Editorial: Cattlemen’s stampede
Saturday, June 24, 2006 | 7:50 a.m.
The U.S. Department of Agriculture has scrapped its plans for a mandatory cattle tracking system that would allow investigators to identify potentially diseased cows after an outbreak.
The USDA already has spent $84 million to develop such a program with plans to have it in place by 2009, The Wall Street Journal reported this week. But three years after the initiative was launched, it faces significant opposition, the newspaper reported. The biggest obstacle is the cattle industry, which has the USDA's ear. Several powerful groups, including the National Cattlemen's Beef Association, oppose such a plan for various reasons.
These critics argue that animal rights activists could use the data to target their industry, and that certain information - herd sizes, for instance - could be used by buyers to manipulate beef prices. Some have even suggested that a mandatory system amounts to unnecessary government intrusion.
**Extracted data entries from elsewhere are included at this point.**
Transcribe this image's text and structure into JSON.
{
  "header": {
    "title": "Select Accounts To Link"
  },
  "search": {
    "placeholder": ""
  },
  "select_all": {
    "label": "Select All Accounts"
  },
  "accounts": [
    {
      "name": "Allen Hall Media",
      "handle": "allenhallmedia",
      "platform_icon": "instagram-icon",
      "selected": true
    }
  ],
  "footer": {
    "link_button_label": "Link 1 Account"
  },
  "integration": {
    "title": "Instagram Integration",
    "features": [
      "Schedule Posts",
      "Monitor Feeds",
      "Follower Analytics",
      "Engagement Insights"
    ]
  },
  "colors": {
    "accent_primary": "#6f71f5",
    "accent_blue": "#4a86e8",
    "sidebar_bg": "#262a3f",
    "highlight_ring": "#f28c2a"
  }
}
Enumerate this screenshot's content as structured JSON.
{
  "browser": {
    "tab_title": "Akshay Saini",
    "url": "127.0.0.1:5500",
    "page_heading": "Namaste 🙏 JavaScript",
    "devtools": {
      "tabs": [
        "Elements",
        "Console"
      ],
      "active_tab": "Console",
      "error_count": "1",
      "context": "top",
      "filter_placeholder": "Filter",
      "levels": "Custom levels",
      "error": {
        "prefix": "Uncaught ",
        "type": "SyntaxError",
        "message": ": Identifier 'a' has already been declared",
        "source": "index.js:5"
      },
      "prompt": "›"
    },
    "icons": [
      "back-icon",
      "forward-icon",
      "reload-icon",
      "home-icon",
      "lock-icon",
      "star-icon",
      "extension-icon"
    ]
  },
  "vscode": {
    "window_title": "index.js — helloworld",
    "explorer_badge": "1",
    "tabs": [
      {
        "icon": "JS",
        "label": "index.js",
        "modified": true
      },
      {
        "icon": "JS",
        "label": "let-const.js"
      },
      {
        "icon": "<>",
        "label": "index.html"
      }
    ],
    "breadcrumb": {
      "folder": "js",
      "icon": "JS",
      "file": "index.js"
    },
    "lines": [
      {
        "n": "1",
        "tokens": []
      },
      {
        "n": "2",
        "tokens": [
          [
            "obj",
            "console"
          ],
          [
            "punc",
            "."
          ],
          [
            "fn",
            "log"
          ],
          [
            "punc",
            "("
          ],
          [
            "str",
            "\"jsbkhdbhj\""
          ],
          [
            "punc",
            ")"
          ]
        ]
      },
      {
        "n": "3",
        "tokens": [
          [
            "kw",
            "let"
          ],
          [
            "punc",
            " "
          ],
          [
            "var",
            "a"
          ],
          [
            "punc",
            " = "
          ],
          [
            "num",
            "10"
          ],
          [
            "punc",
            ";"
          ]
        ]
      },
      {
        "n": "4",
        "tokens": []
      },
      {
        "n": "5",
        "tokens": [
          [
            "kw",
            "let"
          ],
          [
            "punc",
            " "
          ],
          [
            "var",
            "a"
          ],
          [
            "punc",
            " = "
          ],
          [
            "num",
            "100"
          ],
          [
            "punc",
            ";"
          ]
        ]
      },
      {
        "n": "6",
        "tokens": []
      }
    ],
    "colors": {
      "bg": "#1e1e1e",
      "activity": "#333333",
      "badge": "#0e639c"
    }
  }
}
So now the USDA appears to support a voluntary tracking system with numerous private databases - a plan advocated by the very industry groups that the USDA is supposed to regulate. It is clearly the wrong approach. A voluntary system won't work because, as food safety advocates correctly note, participation is likely to be spotty.
Some ranchers would be reluctant to voluntarily participate because they would be uneasy about government probes that could trace diseased cattle back to their operations. And a voluntary program may not be sufficient to track fast-moving diseases like foot-and-mouth, food safety advocates told the Journal.
But mandatory tracking could go a long way to both protecting human health and calming consumer jitters about the potential spread of cattle diseases. Mandatory tracking also could help the beef industry, which suffered an estimated $5 billion in export losses in the last two and a half years, the Journal reported. Japan, South Korea and China refuse U.S. beef amid fears of mad cow. Nations including Australia market their mandatory tracking systems in an effort to seize U.S. market shares, Agriculture Secretary Mike Johanns has said.
About 40 nations have some form of mandatory tracking system, including developing nations such as Namibia and Botswana. It is a travesty that the United States not only hasn't already joined them but that it very well may not for the foreseeable future.